There are a number of ways of getting at this, but one I would recommend is to think of it in terms of what would you look for in a partner? If you were going to choose a partner on the job to back you up in a difficult, complex and perhaps even dangerous situation, what characteristics would you want them to have? I am constantly on the lookout for therapists who are suitable to refer first responders to, so what follows are some of the things I look for. Feel free to add your own issues and questions as you see fit.
In general terms I want to know if they are competent in terms of first responder culture, trauma, and moral injury, and are they trustworthy?
First of all, do they get it? Do they have an understanding of, appreciation for, and a respect for first responders, the culture they work in, and the realities that they face?
Do they understand the culture? Do they understand first responder values? Do they want to understand? Unfortunately there are therapists who see the culture as being the fundamental problem, without realizing that the culture is the way it is for some very good reasons. Now, I am not talking about the abuses which have taken place in various first responder cultures, but I am talking about those core characteristics without which first responders would not be able to deal with the emergencies they face. There are other therapists who view the therapeutic relationship as a place to bring their sociopolitical agenda to bear, which automatically disqualifies them from being appropriate first responder therapists.
Do they confuse and conflate the unfortunate abuses of first responder culture, with the core values and necessities of the culture itself? For example, there are some therapists who will claim that the problem with first responder culture is the chain of command, and if that were eliminated, then many of the problems would be solved. While it is true that the chain of command has been misused by some to abuse various members of the community, to eliminate it would make it impossible for first responders to effectively deal with the emergencies that they face. This would be like telling a paramedic that their problems would be solved it they stopped working with dead and mangled bodies. I should hope that I don’t need to point out that that is absolutely absurd. If the therapist is not able or willing to see this distinction, then they have no business dealing with first responders.
Now, I am not saying that they have to know all that there is to know about first responder culture, but do they know enough to be an asset rather than a liability? Are they willing and secure enough to admit what they don’t know, but are willing to learn?
Are they trustworthy? Are they more concerned about being trusted, or being trustworthy? If it is the former, it is all about their ego, and they will never be trustworthy. Trustworthy people don’t mind if you question them, because they know that trust is something that they have to earn. A great therapist friend of mine, will ask his clients in the first session, “do you trust me?” And if they say yes, he replies “don’t, don’t trust me until I have earned it.” It doesn’t matter how competent they may be in other areas, if they are not trustworthy, then the requisite therapeutic alliance will never develop.
What does it mean to be trustworthy? This is more than just confidentiality. Can you trust them to be there when you explore the traumas you have faced, or will they be overwhelmed and have to either disengage or cut and run? Are they doing it for the right reasons? Why do they want to work with first responders? Is it just a way of padding their client list?

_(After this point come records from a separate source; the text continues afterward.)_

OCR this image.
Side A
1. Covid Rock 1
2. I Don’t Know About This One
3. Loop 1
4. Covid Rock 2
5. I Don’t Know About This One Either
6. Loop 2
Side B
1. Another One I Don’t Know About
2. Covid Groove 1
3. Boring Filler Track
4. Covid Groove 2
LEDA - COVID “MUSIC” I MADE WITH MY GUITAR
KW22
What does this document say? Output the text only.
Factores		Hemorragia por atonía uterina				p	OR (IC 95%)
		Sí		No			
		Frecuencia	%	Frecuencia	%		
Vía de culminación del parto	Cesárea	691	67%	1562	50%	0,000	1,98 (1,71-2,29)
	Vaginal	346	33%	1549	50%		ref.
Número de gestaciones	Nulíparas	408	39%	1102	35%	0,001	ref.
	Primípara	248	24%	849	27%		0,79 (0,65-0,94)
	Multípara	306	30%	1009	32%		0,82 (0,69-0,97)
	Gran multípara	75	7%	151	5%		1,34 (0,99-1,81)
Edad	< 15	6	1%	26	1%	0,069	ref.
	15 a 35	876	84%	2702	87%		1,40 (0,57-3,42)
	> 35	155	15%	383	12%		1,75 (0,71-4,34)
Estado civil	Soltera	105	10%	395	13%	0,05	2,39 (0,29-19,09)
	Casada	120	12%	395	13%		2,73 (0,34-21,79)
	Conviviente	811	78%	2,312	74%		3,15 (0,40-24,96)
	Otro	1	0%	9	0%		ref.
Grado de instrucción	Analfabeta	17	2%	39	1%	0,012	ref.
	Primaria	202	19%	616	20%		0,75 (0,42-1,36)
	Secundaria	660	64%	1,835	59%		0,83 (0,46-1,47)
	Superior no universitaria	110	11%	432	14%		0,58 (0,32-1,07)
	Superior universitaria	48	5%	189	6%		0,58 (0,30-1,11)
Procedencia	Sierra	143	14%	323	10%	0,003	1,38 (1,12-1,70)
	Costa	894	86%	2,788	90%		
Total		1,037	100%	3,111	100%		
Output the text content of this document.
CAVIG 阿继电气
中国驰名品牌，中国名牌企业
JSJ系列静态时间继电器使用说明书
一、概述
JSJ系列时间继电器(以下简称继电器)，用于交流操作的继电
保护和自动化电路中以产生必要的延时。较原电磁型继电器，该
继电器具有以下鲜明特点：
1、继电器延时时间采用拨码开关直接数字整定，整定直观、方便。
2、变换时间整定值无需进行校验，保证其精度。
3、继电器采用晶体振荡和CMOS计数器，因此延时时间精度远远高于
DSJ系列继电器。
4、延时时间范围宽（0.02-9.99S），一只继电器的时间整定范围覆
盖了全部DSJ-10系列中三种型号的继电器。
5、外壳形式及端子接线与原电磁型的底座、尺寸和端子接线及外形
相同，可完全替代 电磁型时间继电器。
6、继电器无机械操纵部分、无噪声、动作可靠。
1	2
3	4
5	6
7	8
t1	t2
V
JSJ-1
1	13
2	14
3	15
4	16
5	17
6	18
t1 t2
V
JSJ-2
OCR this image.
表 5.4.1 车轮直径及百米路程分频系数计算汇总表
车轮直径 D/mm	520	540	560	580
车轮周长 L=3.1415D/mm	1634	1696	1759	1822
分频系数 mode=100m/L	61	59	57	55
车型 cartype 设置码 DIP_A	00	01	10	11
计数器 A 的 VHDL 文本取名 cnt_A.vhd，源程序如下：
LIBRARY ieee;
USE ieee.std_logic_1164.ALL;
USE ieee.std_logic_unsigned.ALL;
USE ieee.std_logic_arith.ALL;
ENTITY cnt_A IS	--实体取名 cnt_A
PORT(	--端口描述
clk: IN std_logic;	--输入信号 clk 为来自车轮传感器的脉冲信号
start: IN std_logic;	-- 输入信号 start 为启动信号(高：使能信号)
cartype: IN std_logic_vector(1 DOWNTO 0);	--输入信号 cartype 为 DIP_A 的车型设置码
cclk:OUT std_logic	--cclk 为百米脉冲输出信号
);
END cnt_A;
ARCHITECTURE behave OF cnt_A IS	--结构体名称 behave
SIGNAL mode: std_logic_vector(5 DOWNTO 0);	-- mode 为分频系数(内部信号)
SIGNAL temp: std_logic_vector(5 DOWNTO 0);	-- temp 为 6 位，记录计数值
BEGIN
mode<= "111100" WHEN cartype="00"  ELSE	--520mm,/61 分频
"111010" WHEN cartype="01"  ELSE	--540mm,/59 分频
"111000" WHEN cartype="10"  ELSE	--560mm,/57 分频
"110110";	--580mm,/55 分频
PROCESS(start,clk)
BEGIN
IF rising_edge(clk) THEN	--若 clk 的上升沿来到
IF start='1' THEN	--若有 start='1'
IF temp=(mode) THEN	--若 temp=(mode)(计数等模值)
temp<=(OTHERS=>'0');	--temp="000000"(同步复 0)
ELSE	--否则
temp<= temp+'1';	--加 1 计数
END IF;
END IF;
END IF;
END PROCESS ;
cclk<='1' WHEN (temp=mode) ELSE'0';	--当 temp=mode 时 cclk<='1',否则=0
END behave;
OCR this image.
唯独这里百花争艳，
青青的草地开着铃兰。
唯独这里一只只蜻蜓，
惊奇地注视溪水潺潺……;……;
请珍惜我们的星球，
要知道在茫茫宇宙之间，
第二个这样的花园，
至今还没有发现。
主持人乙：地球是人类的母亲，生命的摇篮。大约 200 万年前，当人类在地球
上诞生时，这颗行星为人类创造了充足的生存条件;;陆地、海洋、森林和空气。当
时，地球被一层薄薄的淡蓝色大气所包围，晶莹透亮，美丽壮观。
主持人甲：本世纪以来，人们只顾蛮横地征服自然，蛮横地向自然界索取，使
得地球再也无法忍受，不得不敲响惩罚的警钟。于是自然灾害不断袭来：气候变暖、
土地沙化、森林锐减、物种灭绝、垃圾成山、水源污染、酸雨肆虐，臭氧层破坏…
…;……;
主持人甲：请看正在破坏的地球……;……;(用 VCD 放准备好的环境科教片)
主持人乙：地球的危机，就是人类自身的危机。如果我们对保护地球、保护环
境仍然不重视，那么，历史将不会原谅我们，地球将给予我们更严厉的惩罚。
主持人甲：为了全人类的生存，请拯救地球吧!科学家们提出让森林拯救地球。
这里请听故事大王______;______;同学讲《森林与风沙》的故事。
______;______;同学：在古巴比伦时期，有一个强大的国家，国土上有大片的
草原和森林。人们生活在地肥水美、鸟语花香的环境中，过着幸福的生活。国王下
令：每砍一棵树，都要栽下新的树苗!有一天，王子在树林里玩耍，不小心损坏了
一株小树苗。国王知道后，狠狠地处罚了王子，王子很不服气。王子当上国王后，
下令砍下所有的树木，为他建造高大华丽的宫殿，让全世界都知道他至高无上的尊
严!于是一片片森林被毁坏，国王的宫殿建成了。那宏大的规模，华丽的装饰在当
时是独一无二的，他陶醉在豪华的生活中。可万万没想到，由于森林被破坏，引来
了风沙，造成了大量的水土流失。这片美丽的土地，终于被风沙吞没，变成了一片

Is it a way of satisfying their voyeuristic curiosity? One first responder described her experience with a counsellor by saying “it became obvious, very quickly that this was about their fascination with my job, not about me.”
Are they in it just for the money? Are they PTSD profiteers? Do they have a referral list of people they can refer you to in case things don’t work out? If not either they are not adequately prepared with backup themselves, or they are driven by ego or financial considerations. Any of these will make them ineffective in working with you. I have five therapists I can refer clients to should the need arise.
Do they truly know what it means to be authentic? Do they hide behind their degrees, or training certificates? If so, they are an empty suit, and will not have the substance necessary to accompany you on the path you need to walk to heal. One of the things I love about working with first responders is that they have the most finely tuned BS detectors in the world, and will not let you get away with anything. Competent first responder therapists don’t mind the level of scrutiny that first responders will put them under.
How do they deal with mistakes? We all make them, and the issue is not about being free from mistakes, but how do we recover from them? As one of my early mentors in my career told me, “If you make a mistake, let us know right away, so we can fix it as soon as possible. . .” Are they secure enough to admit what they don’t know, and when they make a mistake?
Hopefully this will give you an idea of what I look for, and what I would suggest you look for. To get at these issues, these are some of the questions I ask and would recommend you ask any therapist you are dealing with.
• Why do you want to work with first responders?
• How do you know you can work effectively with first responders?
• Why should I trust you?
• What is more important to you, to be trusted, or to be trustworthy?
• How do I know you won’t run away from me when I need you most?
• What backup do you have, and if not, why not?
• What do you do when you make a mistake?
These are some of the questions I ask to get at the various issues. Prepare your own ahead of time, add others as you see fit, and don’t be afraid to ask them. Be on the lookout for defensiveness or other things which indicate that they are driven by ego or other things which will hinder the relationship and keep you from getting the assistance you need and deserve. When you find a good one, support them and recommend them to others. Let me know as I am always on the lookout for good therapists to refer people to. Let organizations such as TEMA and Badge of Life know so they can pass it on. And if you find a bad one, let your peers know so that they will not be damaged.